South Africa will no longer have quotas for non-white players in sports teams.
Pietersen moved to England after becoming frustrated by the policy
The policy has caused controversy in rugby and cricket, and was cited by England batsman Kevin Pietersen as the main reason he left the country.
Sports minister Makhenkesi Stofile says the focus will switch to helping black athletes by investing £15m a year.
"Quotas are out. We are not going to decide who must be on the team. All we are saying is expose everybody, give them an opportunity," Stofile said.
The presence of only two non-white players in South Africa's World Cup-winning rugby team's starting line-up, 13 years after the end of apartheid, led to a new debate over the progress of black sportsmen and women.
World Cup winning coach Jake White was not in favour of quotas, saying the team should be selected on merit.
The BBC's correspondent in Cape Town, Mohammed Allie, said: "The idea of quotas is still favoured by a marginal majority, according to a survey."

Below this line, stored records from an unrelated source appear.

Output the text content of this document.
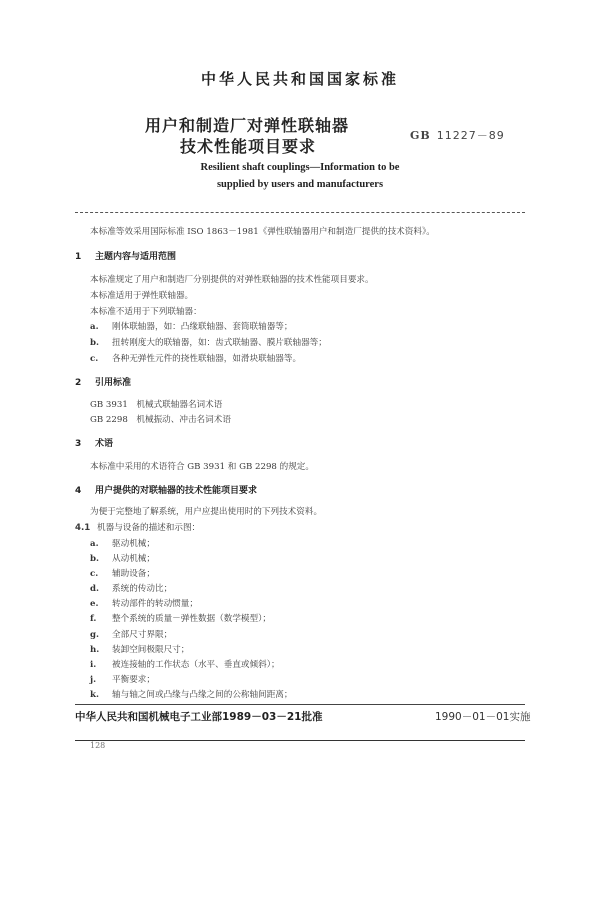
中华人民共和国国家标准
用户和制造厂对弹性联轴器
技术性能项目要求
GB 11227－89
Resilient shaft couplings—Information to be
supplied by users and manufacturers
本标准等效采用国际标准 ISO 1863－1981《弹性联轴器用户和制造厂提供的技术资料》。
1 主题内容与适用范围
本标准规定了用户和制造厂分别提供的对弹性联轴器的技术性能项目要求。
本标准适用于弹性联轴器。
本标准不适用于下列联轴器：
a. 刚体联轴器，如：凸缘联轴器、套筒联轴器等；
b. 扭转刚度大的联轴器，如：齿式联轴器、膜片联轴器等；
c. 各种无弹性元件的挠性联轴器，如滑块联轴器等。
2 引用标准
GB 3931　机械式联轴器名词术语
GB 2298　机械振动、冲击名词术语
3 术语
本标准中采用的术语符合 GB 3931 和 GB 2298 的规定。
4 用户提供的对联轴器的技术性能项目要求
为便于完整地了解系统，用户应提出使用时的下列技术资料。
4.1 机器与设备的描述和示图：
a. 驱动机械；
b. 从动机械；
c. 辅助设备；
d. 系统的传动比；
e. 转动部件的转动惯量；
f. 整个系统的质量－弹性数据（数学模型）；
g. 全部尺寸界限；
h. 装卸空间极限尺寸；
i. 被连接轴的工作状态（水平、垂直或倾斜）；
j. 平衡要求；
k. 轴与轴之间或凸缘与凸缘之间的公称轴间距离；
中华人民共和国机械电子工业部1989－03－21批准	1990－01－01实施
128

He added previous claims by political leaders that sporting success was not as important as bringing through black sporting talent had been revised after the Springboks' triumph in France.
"The World Cup being paraded around for four days has brought home to people how important it is to have winning teams," Allie said.
"And that's why so much is being put into the team for the 2010 football World Cup - it will be a disaster if the team does not get past the first stage."
Stofile, previously a staunch supporter of quotas, said the experiment had failed but insisted black sporting success stories could be created with the correct funding.
"Quotas were used only for window dressing for international consumption," he added.
"We must kill the myth that black people cannot play certain sporting codes because they are black.
"Let us put our resources into the development of talent."